Du hast mir klare Konturen gegeben
und die Mitte mit Dämonenfarbe koloriert.
Downgelockt
in meiner Kopfkarussell-Behausung,
hab ich behauptet, das zu brauchen.
Aber manchmal klemmt dann die Tür von innen
und du kommst nicht mehr vorbei zum Klingeln.
Zu oft,
zu viel
verletzt, verlassen
und kaputt
gegangen,
um ganz neu
anzufangen.
Inszeniere mich seither als Remix,
kleb mich so lange zusammen,
bis mir die Form gefällt.
Bis zum nächsten Mal.
DON’T TRY
Es ist knallheiß.
Ein Gedanke löst sich träge aus der Peripherie des Erlaubten.
Ich lese Bukowski
und Allen Ginsberg und William Burroughs
auf meinem Balkonstuhl –
Studie in schamlosem Schreiben,
weil sie in mir festhängt.
Auf meine Innenseite tätowierte Stoppschilder
seit ich mit Existieren begonnen habe.
Ich will über Sex schreiben
und Penisse und Vulven
und Körperflüssigkeiten
und Ekel und Lust
und Verlangen
und Dreck
und Traurigkeit
und die Angst vorm Sterben,
die ich irgendwie nicht so recht habe
– bis jetzt –,
und über Pornos und Selbstbefriedigung
und Selbstzweifel und Menschenfurcht
und Menschlichkeit und wie kaputt
manchmal sogar gesunde Beziehungen sind.
Und über Lügen und Wut
und Heuchelei und Veränderung
und zusammenraufen
und zusammenreißen
und Vergebung
und über Angst
und nicht aus Angst
oder mit ihr im Nacken.
Es ist einfacher,
ein ganzes Buch über Gott zu schreiben
als einen ehrlichen Satz über mich selbst.

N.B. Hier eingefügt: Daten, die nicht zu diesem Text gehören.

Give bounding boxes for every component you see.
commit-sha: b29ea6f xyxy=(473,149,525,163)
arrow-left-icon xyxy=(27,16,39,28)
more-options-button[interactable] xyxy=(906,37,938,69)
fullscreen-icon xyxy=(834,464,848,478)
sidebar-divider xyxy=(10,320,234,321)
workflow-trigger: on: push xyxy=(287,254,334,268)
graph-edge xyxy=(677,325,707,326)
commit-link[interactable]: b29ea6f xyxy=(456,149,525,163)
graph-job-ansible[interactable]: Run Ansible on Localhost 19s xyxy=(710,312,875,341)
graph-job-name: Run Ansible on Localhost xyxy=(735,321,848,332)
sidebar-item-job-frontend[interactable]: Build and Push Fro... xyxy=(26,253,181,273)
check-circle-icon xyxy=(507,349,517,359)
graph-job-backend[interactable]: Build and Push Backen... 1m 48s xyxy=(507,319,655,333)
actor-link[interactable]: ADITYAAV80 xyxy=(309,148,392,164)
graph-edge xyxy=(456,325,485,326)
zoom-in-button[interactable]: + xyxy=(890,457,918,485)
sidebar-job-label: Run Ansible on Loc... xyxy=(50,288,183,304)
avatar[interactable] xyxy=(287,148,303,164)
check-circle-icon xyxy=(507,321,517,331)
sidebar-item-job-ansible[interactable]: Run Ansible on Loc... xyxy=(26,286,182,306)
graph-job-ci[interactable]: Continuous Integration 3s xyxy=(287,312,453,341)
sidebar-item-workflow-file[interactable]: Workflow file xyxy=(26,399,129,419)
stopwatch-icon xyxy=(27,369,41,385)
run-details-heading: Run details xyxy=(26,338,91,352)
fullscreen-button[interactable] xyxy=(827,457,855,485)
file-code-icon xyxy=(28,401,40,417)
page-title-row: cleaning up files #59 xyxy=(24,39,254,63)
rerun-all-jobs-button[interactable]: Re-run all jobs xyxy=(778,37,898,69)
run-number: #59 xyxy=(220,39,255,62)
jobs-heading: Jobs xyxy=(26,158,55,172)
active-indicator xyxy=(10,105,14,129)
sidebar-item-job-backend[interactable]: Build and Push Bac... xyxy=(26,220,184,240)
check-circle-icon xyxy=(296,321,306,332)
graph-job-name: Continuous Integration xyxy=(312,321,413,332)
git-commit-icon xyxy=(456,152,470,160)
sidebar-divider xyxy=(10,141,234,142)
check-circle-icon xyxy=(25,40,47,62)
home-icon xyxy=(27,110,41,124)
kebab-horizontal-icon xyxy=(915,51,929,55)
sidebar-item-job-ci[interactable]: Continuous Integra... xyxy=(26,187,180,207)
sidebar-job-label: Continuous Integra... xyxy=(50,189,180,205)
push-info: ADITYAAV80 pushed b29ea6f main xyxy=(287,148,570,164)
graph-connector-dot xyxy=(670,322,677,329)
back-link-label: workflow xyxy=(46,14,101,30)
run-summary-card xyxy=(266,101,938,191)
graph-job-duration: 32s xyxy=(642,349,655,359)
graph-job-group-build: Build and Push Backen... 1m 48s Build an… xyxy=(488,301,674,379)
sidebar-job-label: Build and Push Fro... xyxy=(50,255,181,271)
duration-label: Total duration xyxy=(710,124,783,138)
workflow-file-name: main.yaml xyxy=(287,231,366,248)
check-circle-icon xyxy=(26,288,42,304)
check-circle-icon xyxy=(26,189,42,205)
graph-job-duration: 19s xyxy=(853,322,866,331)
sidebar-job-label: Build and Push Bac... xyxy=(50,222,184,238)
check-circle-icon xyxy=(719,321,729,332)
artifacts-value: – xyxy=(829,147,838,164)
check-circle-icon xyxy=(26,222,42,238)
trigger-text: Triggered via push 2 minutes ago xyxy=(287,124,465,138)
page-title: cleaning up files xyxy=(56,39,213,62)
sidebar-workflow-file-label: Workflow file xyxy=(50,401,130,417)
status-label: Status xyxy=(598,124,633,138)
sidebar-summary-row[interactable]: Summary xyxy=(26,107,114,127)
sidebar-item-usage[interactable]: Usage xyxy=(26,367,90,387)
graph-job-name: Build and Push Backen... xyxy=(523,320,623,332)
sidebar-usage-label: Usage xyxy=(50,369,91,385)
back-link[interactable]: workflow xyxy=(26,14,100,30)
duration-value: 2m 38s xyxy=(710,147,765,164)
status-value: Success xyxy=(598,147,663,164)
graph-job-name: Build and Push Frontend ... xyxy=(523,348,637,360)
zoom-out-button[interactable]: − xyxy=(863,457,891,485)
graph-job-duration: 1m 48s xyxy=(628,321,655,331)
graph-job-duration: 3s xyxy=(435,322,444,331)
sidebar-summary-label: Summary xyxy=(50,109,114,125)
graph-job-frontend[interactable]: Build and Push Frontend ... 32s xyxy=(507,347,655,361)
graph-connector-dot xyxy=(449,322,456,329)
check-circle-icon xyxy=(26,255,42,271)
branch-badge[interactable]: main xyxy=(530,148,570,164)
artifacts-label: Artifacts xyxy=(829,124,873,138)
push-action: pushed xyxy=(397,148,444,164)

Kaputtes und kränkliches Konzept von Demut,
das mir jeden Stolz auf mich im Keim zertritt,
verkleidet
als deprimierend endgültig in Stein gemeißelte Scheiße.
Aber selbst Denkmäler fallen, wenn die Zeit reif ist.
KILL YOUR DARLINGS
Vermutlich wirst du umgebracht werden müssen.
Vorsichtig zwar,
mit dem Seziermesser an deinen Rändern,
letztendlich aber dennoch
und ich werde es bedauern
und dir nachtrauern
und dich vielleicht noch nicht
mit Steinen in den Kleidern
in den Fluss werfen.
Eher aufbewahren
und hoffen,
dich eines schöneren Tages wiederbeleben zu können.
Du bist zu viel geworden und hast dich verspielt.